Comparisons to full brains is more complex because there is—to first approximation—little funding for serious foundation DL projects trying to replicate cat brains, for example. We only have things like VPT—which I try to compare to cats in another comment thread. But basically I do not think cats are intelligent in the way ravens/primates are. Ex: my cat doesn’t really understand what it’s doing when it digs to cover pee in its litter box. It just sort of blindly follows an algorithm (after smell urine/poo, dig vaguely in several random related directions).
One issue is there’s a mystery bias—chess was once considered a test of intelligence, etc.
Re: 2. By saying “if horizon length was a thing, it would be a thing in ML papers”, I mean we would be seeing the effect, it would be something discussed and modeled in scaling law analysis, etc. So BioAnchors has to explain—and provide pretty enormous evidence at this point—that horizon length is a thing already in DL, a thing that helps explain/predict training, etc.

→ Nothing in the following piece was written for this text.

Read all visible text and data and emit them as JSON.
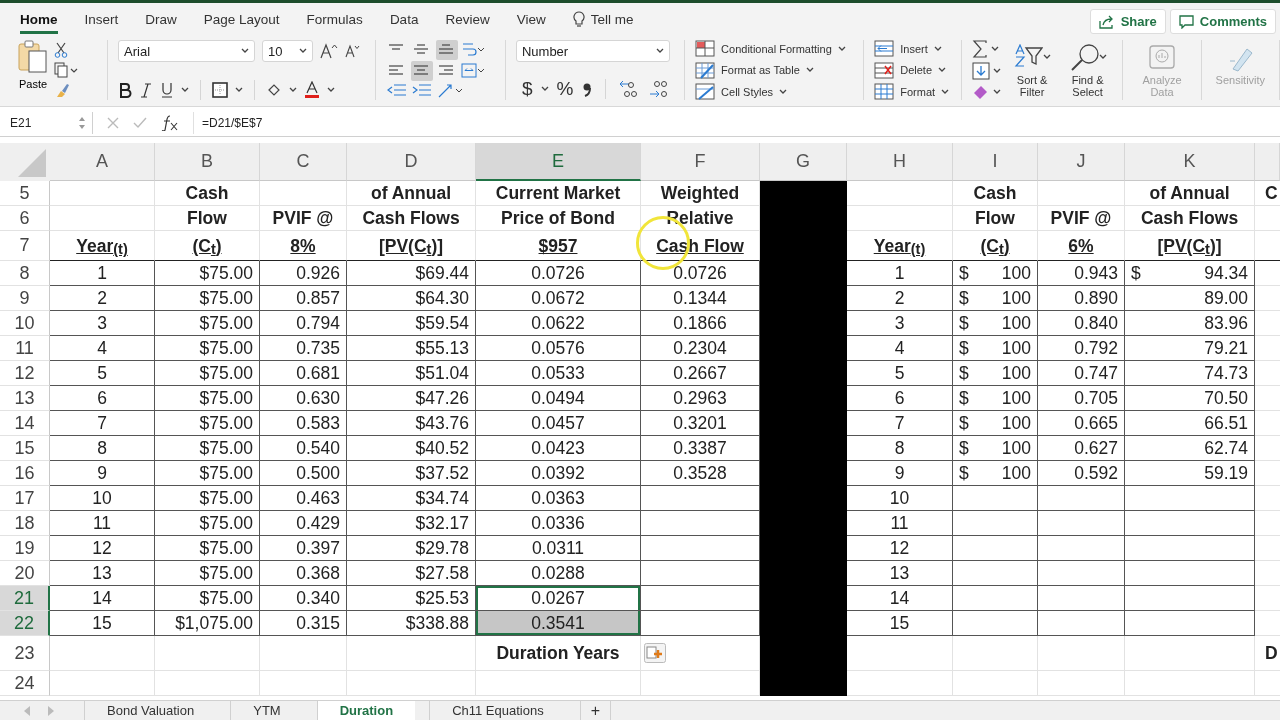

The steelman version of ‘horizon length’ is perhaps some abstraction of 1.) reward sparsity in RL, but there’s nothing fundemental about that and neither BNNs or advanced ANNs are limited by that, because they use denser self-supervised signals. or 2.) meta-learning, but if the model is use of meta learning causes H > 1, then it just predicts teams don’t use meta-learning (which is mostly correct): optional use of meta-learning can only speed up progress, and may be used internally in brains or large ANNs anyway, in which case the H model doesn’t really apply.
Re: 5. I don’t see the direct connection between dataset capacity vs model capacity and ‘horizon length hypothesis’?
some cats might not understand, but others definitely do:
https://youtube.com/c/BilliSpeaks
I’ve seen a few of those before, and it’s hard to evaluate cognition from a quick glance. I doubt Billi really uses/understands even that vocab, but it’s hard to say. My cat clearly understands perhaps a dozen words/phrases, but it’s hard to differentiate that from ‘only cares about a dozen words/phrases’.
The thing is, if you had a VPT like minecraft agent with similar vocab/communication skills, few would care or find it impressive.